Duyguları korkmadan ve nasıl ifade edeceğimizi öğrenmek bir süreçtir. Bu süreç çocuk dünyaya geldiği anda başlar. Çocuğa korktun mu?, üzüldün mü?, kırıldın mı? vb. sorular sorma yerine neler düşünüyorsun ve ne hissediyorsun diye sormak ve hissettiği duygudan korkmaması ve özellikle de utanmaması gerektiğini öğrenmesine yardım etmek gerekir. Duygusundan korkan ya da duygusundan utanan kişi aslında hem kendinden korkuyor hem de kendinden utanıyor denilebilir. Böyle olunca çocuk duygu ile yaşamayı değil “duyguda” yaşamayı öğreniyor ve bir anlamda psikolojik olarak felç oluyor. Yoğun ya da sakin bir caddeden karşıdan karşıya geçmek isteyen bir çocuğun dikkate, dikkatinde korkuya ihtiyacı vardır. Korku ile çocuk dikkatli bir şekilde güvenle karşıya geçebilir. Korkuda olan çocuk ise bulunduğu yerin verdiği güvenlik hissine mahkûm “felç” olur.
Sonuç olarak, insanın en rahat ve güvende hissettiği an anlaşıldığı andır. İnsanı anlamanın yolu duygulardan geçer. Bir olay karşısında ne hissettiğimi tahmin edemeyen birinin bana söyleyecek bir sözü yoktur olsa bile bana faydası yoktur.

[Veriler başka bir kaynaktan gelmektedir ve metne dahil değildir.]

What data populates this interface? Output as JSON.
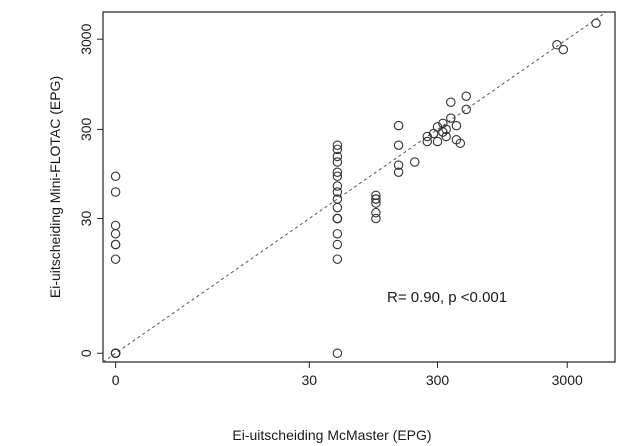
{
  "chart_data": {
    "type": "scatter",
    "title": "",
    "xlabel": "Ei-uitscheiding McMaster (EPG)",
    "ylabel": "Ei-uitscheiding Mini-FLOTAC (EPG)",
    "x_scale": "log(x+1)",
    "y_scale": "log(y+1)",
    "xlim": [
      -0.2,
      7000
    ],
    "ylim": [
      -0.2,
      6000
    ],
    "x_ticks": [
      0,
      30,
      300,
      3000
    ],
    "y_ticks": [
      0,
      30,
      300,
      3000
    ],
    "x_tick_labels": [
      "0",
      "30",
      "300",
      "3000"
    ],
    "y_tick_labels": [
      "0",
      "30",
      "300",
      "3000"
    ],
    "grid": false,
    "legend": "none",
    "reference_line": {
      "style": "dashed",
      "slope": 1,
      "intercept": 0
    },
    "annotation": "R= 0.90, p <0.001",
    "colors": {
      "points": "#333333",
      "line": "#555555",
      "frame": "#222222"
    },
    "series": [
      {
        "x": [
          0,
          0,
          0,
          0,
          0,
          0,
          0,
          0,
          0,
          0,
          0,
          0,
          50,
          50,
          50,
          50,
          50,
          50,
          50,
          50,
          50,
          50,
          50,
          50,
          50,
          50,
          50,
          50,
          50,
          100,
          100,
          100,
          100,
          100,
          100,
          150,
          150,
          150,
          150,
          200,
          250,
          250,
          280,
          300,
          300,
          330,
          330,
          350,
          350,
          380,
          380,
          420,
          420,
          450,
          500,
          500,
          2500,
          2800,
          5000
        ],
        "y": [
          0,
          0,
          0,
          0,
          0,
          10,
          15,
          15,
          20,
          25,
          60,
          90,
          0,
          10,
          15,
          20,
          30,
          30,
          30,
          40,
          50,
          60,
          70,
          90,
          100,
          130,
          150,
          180,
          200,
          30,
          35,
          45,
          50,
          50,
          55,
          100,
          120,
          330,
          200,
          130,
          220,
          250,
          270,
          220,
          320,
          280,
          350,
          250,
          300,
          400,
          600,
          230,
          330,
          210,
          500,
          700,
          2600,
          2300,
          4500
        ]
      }
    ]
  }
}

İletişim, insanoğlunun ihtiyaç duyduğu en temel unsur. Anlamaya ve anlaşılmaya ihtiyaç duyan belki de tek varlık insanoğludur. İletişimin bu amaca hizmet etmesi için ya da iletişimin bu görevini yerine getirebilmesi için başvuracağımız kaynak duygularımızdır. Ancak bu yolla insan diğer insanın kalbine dokunabilir. Ancak bir anne çocuğunun, öğretmen öğrencisinin, doktor hastasının işveren işçisinin kalbine dokunabilir. Tabi ki dokunmak isterse…..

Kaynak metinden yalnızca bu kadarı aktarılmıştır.